February 07, 2005

CLIMB UPON THE PEACE TRAIN:

Chechen rebel in call for peace talks as ceasefire holds (Jeremy Page, 2/08/05, Times of London)

ASLAN MASKHADOV, the Chechen rebel leader, urged the Kremlin yesterday to begin talks to end a decade of conflict as local officials revealed that a ceasefire he ordered last week had been effective.

The Kremlin and pro-Moscow Chechen officials insisted, however, that they would not negotiate with a man they consider to be a terrorist, despite growing fears that the conflict is spreading to other regions in the North Caucasus.

In an interview with Kommersant, the Russian newspaper, Mr Maskhadov confirmed that he had ordered a ceasefire until February 22 as a “goodwill gesture” and said that he had appointed a top aide to conduct peace talks with Moscow. “If reason triumphs among our Kremlin opponents, we can end this war at the negotiating table,” he said. “If not, then most likely blood will be spilt for a long time to come — but we will not be morally responsible for the continuation of this madness.”

Mr Maskhadov, who is believed to be hiding in mountains in southern Chechnya, was elected President of the breakaway republic after Moscow sued for peace to end the first Chechen War in 1996, but he was deposed when Vladimir Putin sent troops back to Chechnya when he was Prime Minister in 1999.

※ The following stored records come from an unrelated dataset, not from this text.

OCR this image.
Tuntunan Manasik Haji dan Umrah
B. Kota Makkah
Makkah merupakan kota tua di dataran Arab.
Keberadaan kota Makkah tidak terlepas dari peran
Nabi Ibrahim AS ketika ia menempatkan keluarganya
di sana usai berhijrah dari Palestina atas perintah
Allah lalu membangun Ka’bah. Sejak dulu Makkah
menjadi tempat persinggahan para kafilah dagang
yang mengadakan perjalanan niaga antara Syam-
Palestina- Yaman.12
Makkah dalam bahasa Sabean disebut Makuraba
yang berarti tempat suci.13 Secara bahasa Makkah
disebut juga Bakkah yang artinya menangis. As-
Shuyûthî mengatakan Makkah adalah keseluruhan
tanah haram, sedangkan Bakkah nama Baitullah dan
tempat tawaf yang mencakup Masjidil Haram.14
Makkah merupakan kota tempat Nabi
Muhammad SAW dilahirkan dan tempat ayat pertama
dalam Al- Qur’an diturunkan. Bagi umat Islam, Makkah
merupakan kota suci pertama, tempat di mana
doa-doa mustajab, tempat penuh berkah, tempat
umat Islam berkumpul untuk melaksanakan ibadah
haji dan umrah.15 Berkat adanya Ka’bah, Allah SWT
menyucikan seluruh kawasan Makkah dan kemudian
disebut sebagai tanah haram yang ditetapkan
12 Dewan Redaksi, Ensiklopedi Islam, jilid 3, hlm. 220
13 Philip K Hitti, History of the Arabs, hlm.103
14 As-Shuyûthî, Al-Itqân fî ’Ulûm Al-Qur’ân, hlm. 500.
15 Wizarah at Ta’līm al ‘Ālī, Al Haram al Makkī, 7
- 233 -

They better hurry if they're going to beat Palestine to statehood.


MORE:
Russia Faces Chechen Cease-Fire Bid: Amid international pressure on the Kremlin to end the fighting, two fugitive rebel leaders offer to halt attacks and begin peace talks. (Kim Murphy, February 8, 2005, LA Times)

After years of war in the separatist republic of Chechnya, Russia faces an offer that politically is almost as difficult: an end to the fighting.

Rebel leader Aslan Maskhadov confirmed Monday that he had ordered a unilateral cease-fire and appointed an emissary to attend peace talks on the conflict, which has killed tens of thousands of people since 1994.

Another rebel leader, Shamil Basayev, who has claimed responsibility for the September assault on a school in the southern Russia town of Beslan that left 331 hostages dead, said last week that he would observe the cease-fire.

The two announcements significantly upped the ante for Russia, which faces growing international pressure for a political solution to the war.

Posted by Orrin Judd at February 7, 2005 11:08 PM
Comments

Putin saber-rattled in the Ukraine and got humiliated, the PM of Georgia died under dubious circumstance, and the Russians are trying to form a strategic alliance with the PRC. Maskhadov knows that Putin needs a big victory somewhere and Chechnya is the likely candidate. So, he'll accept a state of affairs that was unacceptable to him because he knows that even the ragtag remnants of the once mighty Red Army could slaughter his rebels and that nobody in the world would really care about civilian casualties if they did.

Posted by: Bart at February 8, 2005 06:42 AM

Russian soil is rich with the bones of men as ignorant about their prospects in Chechnya as you.